Here’s what @WendellPotter had to say:

He talked about his HMO employer going to great extents to hide funding of front groups [astroturfers]

“I would suggest [to others} to do ‘an ethics check,” e.g., is your job something you’re proud of doing?”

@ariannahuff “…there has to be a moral foundation to capitalism [cites economist Adam Smith]

@wendellpotter “…soon after obama healthcare summit, he [Potter] knew promises of industry support were “disingenuous” and “duplicitous”

“…health insurance industry talking point was “uninsured are uninsured by choice” a devious term he [potter] coined.

“…purposely deceiving people is just done, i.e., front groups. it’s accepted by the industry.”

“…with decline of msm, we are all now self-selecting, which makes it easier for special interests (teabaggers) to flourish.”

@arriannahuff “I think [PR pros] are held in higher esteem than Congress.”

@wendellpotter “…younger generations have pretty good “BS filters” [Not sure I agree ph)

He read JFK’s “profiles in courage,” richard branson’s “screw it, just do it” when faced with prospect of never working in corp pr again

Receives standing ovation from PR crowd for his courage to stand up to healthcare insurance biz’s deceptions.

To listen to the entire keynote, click here. Excuse the quality. (TRT: 52 mins.)

Later that day, I had the good fortune to preside over a thought-leading panel with the title “The Nexus of PR and Social Media.” (Yes, groan, anoooottthhhheeerrrr social media discussion.) Joining me were Top Rank Results’ Lee Odden (@leeodden), Fleishman Hillard’s Jessica Smith (@jessicaknows), former Sony Electronics corp. comms chief Rick Clancy (@rickclancy) and Converseon’s Rob Key (@robkey).

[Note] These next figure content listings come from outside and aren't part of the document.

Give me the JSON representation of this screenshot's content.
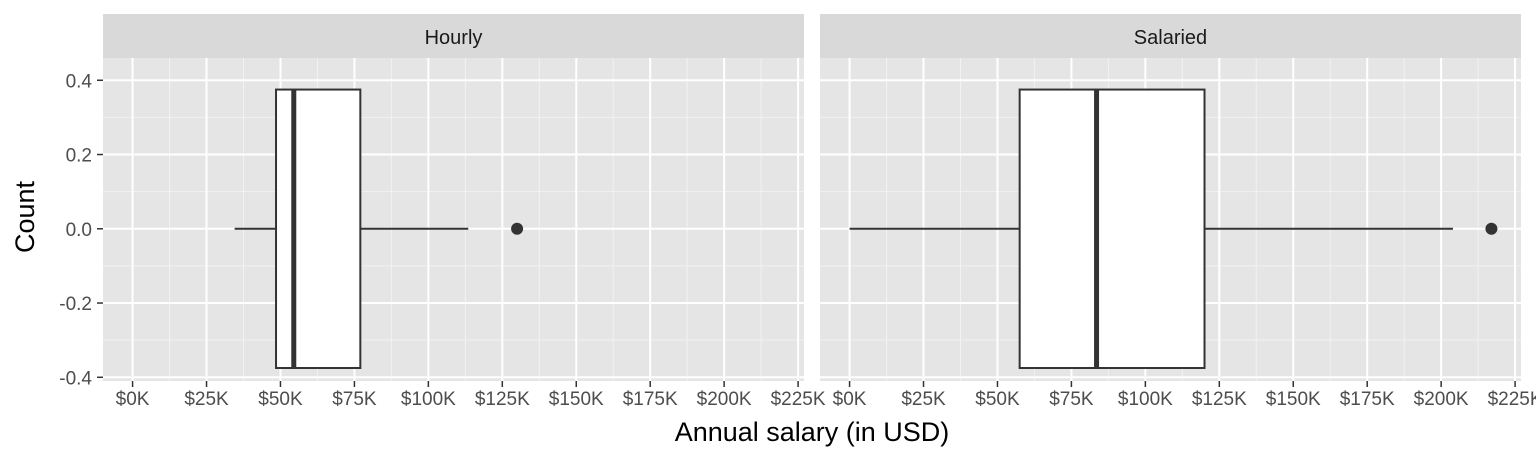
{
  "chart_data": {
    "type": "boxplot",
    "xlabel": "Annual salary (in USD)",
    "ylabel": "Count",
    "xlim": [
      -10000,
      227000
    ],
    "ylim": [
      -0.41,
      0.46
    ],
    "x_ticks": [
      0,
      25000,
      50000,
      75000,
      100000,
      125000,
      150000,
      175000,
      200000,
      225000
    ],
    "x_tick_labels": [
      "$0K",
      "$25K",
      "$50K",
      "$75K",
      "$100K",
      "$125K",
      "$150K",
      "$175K",
      "$200K",
      "$225K"
    ],
    "y_ticks": [
      0.4,
      0.2,
      0.0,
      -0.2,
      -0.4
    ],
    "y_tick_labels": [
      "0.4",
      "0.2",
      "0.0",
      "-0.2",
      "-0.4"
    ],
    "grid": true,
    "panel_background": "#e5e5e5",
    "strip_background": "#d9d9d9",
    "facets": [
      {
        "name": "Hourly",
        "whisker_low": 34500,
        "q1": 48500,
        "median": 54500,
        "q3": 77000,
        "whisker_high": 113500,
        "outliers": [
          130000
        ],
        "box_ymin": -0.375,
        "box_ymax": 0.375
      },
      {
        "name": "Salaried",
        "whisker_low": 0,
        "q1": 57500,
        "median": 83500,
        "q3": 120000,
        "whisker_high": 204000,
        "outliers": [
          217000
        ],
        "box_ymin": -0.375,
        "box_ymax": 0.375
      }
    ]
  }
}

Ground cover from the audience was provided by the socially savvy Greg Jarboe and Sally Falkow.

The goal was to examine both the new and the old in an effort to get a fix on what core PR competencies transcend the new world PR order. For example, I rhetorically asked the question: is traditional media relations on its way out? I cited the number of agencies whose clients still sustain them through mainstream media relations ONLY.

This is where Greg Jarboe weighed in with some very sobering stats (for MSM only-focused shops):

“According to The State of News Media for 2009, which is published by the Pew Project for Excellence in Journalism, 5,900 full-time newsroom jobs, 11% of the total at America’s newspapers, were cut in 2008. By the end of 2009, newsrooms of American daily newspapers may employ 25% fewer people than they did in 2001.

Ad Age estimates that just under 150,000 people worked in magazines in 2008, down from about 170,000 in 2000. And in local television, news staffs, already too small to adequately cover their communities, are being cut at unprecedented rates.”

Read his post from Search Engine Watch. I chimed back that media relations is alive and well, and that the media universe is actually exploding when you consider the blogosphere and individual influencers (on Twitter and elsewhere). Greg quickly reminded me that my question pertained to “mainstream media.”

We did end up concurring that blogger relations/engagement does not fall under the “social media” banner anyway. It’s traditional media relations, albeit with a different breed of media who gerninate their posts from many sources outside the PR realm. What about bloggers being bought? Well that’s another subject, also covered by the panel.